What I also like, though, is that it reinforces what I have been thinking lately. Large corporations are like small countries — often their sales eclipse the GDPs of small countries, but that’s another story. Inside these small countries are many different provinces (locations around the world, departments, business units) — there are so many different ways to slice large corporate structures, they are a pain to navigate. In doing focus groups with my former company, the number one expressed communication need was, “How do I find the right person to direct an issue to?” Many employees thought organization charts were the answer, but it was not company policy to post organization charts on the intranet and so we settled on a “beefed-up” searchable employee database, which only partly addressed the problem.
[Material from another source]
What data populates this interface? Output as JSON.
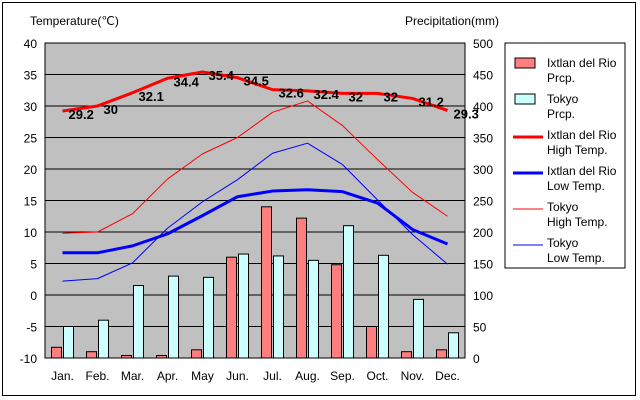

Which gets me back to social networking. Many large companies have offices in over 30 countries and employees who are team members on projects working across multiple time zones and regions. Many of these people will never meet each other in person, but they are expected to work with each other to success on these cross-ocean and cross-continent projects. I think social networking could be the answer to creating close, effective employee communities around topics that help people problem-solve inside these large organizations.

If MyRagan can do it for dispersed communicators in many different companies, why can’t companies do this for their 10, 20, 30, 100 thousand plus employee populations? If the next generation of employees are the “me” generation — why not embrace this mindset and give them tools that start with “My” and help them own solutions to business issues? Maybe this is the way to employee engagement in the 21st century?